Кто был из ментовского начальства? – спросил Бронницкий.

Зам Воскобойникова, Концедалов.

Да-а! – сказал шеф и посмотрел на Подгурского. Они знали, что этот заместитель был человеком губернатора. Знал это и начальник УВД.

Значит… так! – Бронницкий хлопнул себя по коленям и встал. Прошел до окна, поправил занавеску и снова сел. – Работать в прежнем режиме. Только в наиболее людных местах удвоить посты. Сейчас возможны любые, подчеркиваю, любые провокации. Директорам и начальникам охраны усилить контроль. Виталий Александрович, ты давай в страховую компанию. Делай что хочешь, но выплаты должны быть. Я в больницу. Родственники, я полагаю, уже там? – Он снова посмотрел на директора ЧОПа.

Да, жена и сын Африкана, а у Сугробова – одна мать.

Настя, назначай на после обеда, часа на три, пресс-конференцию. Жду вашей помощи в этом плане, проинструктируете меня. – Он посмотрел на нас с Бардовым. – Вопросы? Тогда по местам.

Ужинали мы с Ринатычем в тишине, Серафима нам не подавала. Она написала записку с подробными инструкциями, где и что лежит, и в конце приписала, что поехала в больницу – Виктор был ее двоюродным племянником. Я развел огонь в камине, и под треск горящих березовых полешек мы выпили водки и заели ее картошкой с котлетами, которые я разогрел на сковородке.

Что скажешь, Хвёдор? – Даже в такой обстановке Рафа был верен себе.

А что скажешь? Ужас дикий. У меня вообще такое ощущение, что события стали как-то спрессовываться. Не к добру это.

Почему? – Ринатыч отхлебнул чая и уставился на горящий камин.

Да потому, что все было уж больно гладко. И особняк, и еда, и обслуживание, и все наши мысли предвыборные Бронницкий воплощает в жизнь. Ну не может быть все так хорошо, по крайней мере долго. И мы-то, как назло, все делали отлично, нигде прокола не допустили.

Ну… насчет проколов – это еще вопрос… – Бардов закурил, удобно устроился в кресле и опять приложился к ароматному травяному чаю, который заварила Сима-апа. – А тебе не приходило в голову, друг мой сомневающийся, что дела делаются хорошо не потому, что они ерундовые, а по той причине, что их быстро и со знанием дела исполняют профессионалы?

Да знаю я! – в сердцах махнул я рукой.

Знаешь, знаешь, а может, и не знаешь. Ладно, не стоит на отвратительной волне копаться в себе. Неконструктивно это. Давай помоем ручки – и баиньки. А ты книжку почитай – лучшее снотворное.
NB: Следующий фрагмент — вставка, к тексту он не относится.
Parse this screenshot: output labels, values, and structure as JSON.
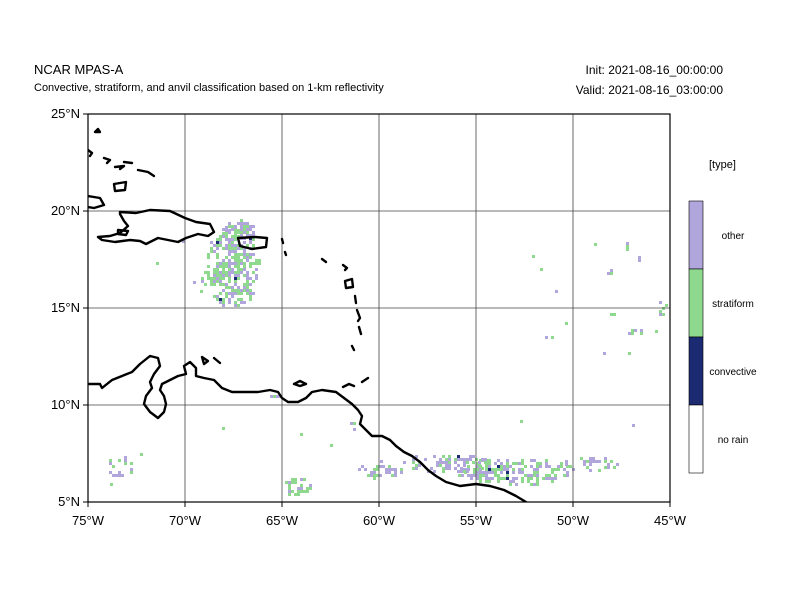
{
  "header": {
    "title": "NCAR MPAS-A",
    "subtitle": "Convective, stratiform, and anvil classification based on 1-km reflectivity",
    "init": "Init: 2021-08-16_00:00:00",
    "valid": "Valid: 2021-08-16_03:00:00"
  },
  "legend": {
    "title": "[type]",
    "items": [
      {
        "label": "other",
        "color": "#b0a6dc"
      },
      {
        "label": "stratiform",
        "color": "#8fd98f"
      },
      {
        "label": "convective",
        "color": "#1c2a72"
      },
      {
        "label": "no rain",
        "color": "#ffffff"
      }
    ]
  },
  "map": {
    "lon_range": [
      -75,
      -45
    ],
    "lat_range": [
      5,
      25
    ],
    "lon_ticks": [
      "75°W",
      "70°W",
      "65°W",
      "60°W",
      "55°W",
      "50°W",
      "45°W"
    ],
    "lat_ticks": [
      "5°N",
      "10°N",
      "15°N",
      "20°N",
      "25°N"
    ],
    "grid": true,
    "colors": {
      "other": "#b0a6dc",
      "stratiform": "#8fd98f",
      "convective": "#1c2a72",
      "coast": "#000000",
      "grid": "#444444"
    }
  }
}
Только ни в коем случае не стихи или производственную прозу, тем более – отечественную классику. С нее, наоборот, изменить мир захочется.

А что же тогда… про войну, что ли? – недоверчиво спросил я.

Немного можно, страниц десять, не больше. Иначе во сне захочешь Родину защищать до последней капли крови, да и не уснешь толком. Другое дело – американская детектива. Интересно, поучительно, этнографично, но – неглубоко. Главное, все понятно и честно. Я имею в виду главного героя. Спится после такого чтива очень хорошо. А ты думал, почему этот жанр так популярен в мире? Да, совсем из ума вон после этих дел: Подгурский говорил, что надо съездить на пару дней в деревню, какой-то колхоз «Гигант».

В такой-то момент?

А какой момент? На войне как на войне. Ну хорошо, если тебе не нравится, то все равно «шоу должно продолжаться». Председатель колхоза помогает шефу деньгами, спонсирует выпуск газеты… и ему просто приятно принять у себя московских писателей. Понял? – сказал он с ударением на последнем слоге.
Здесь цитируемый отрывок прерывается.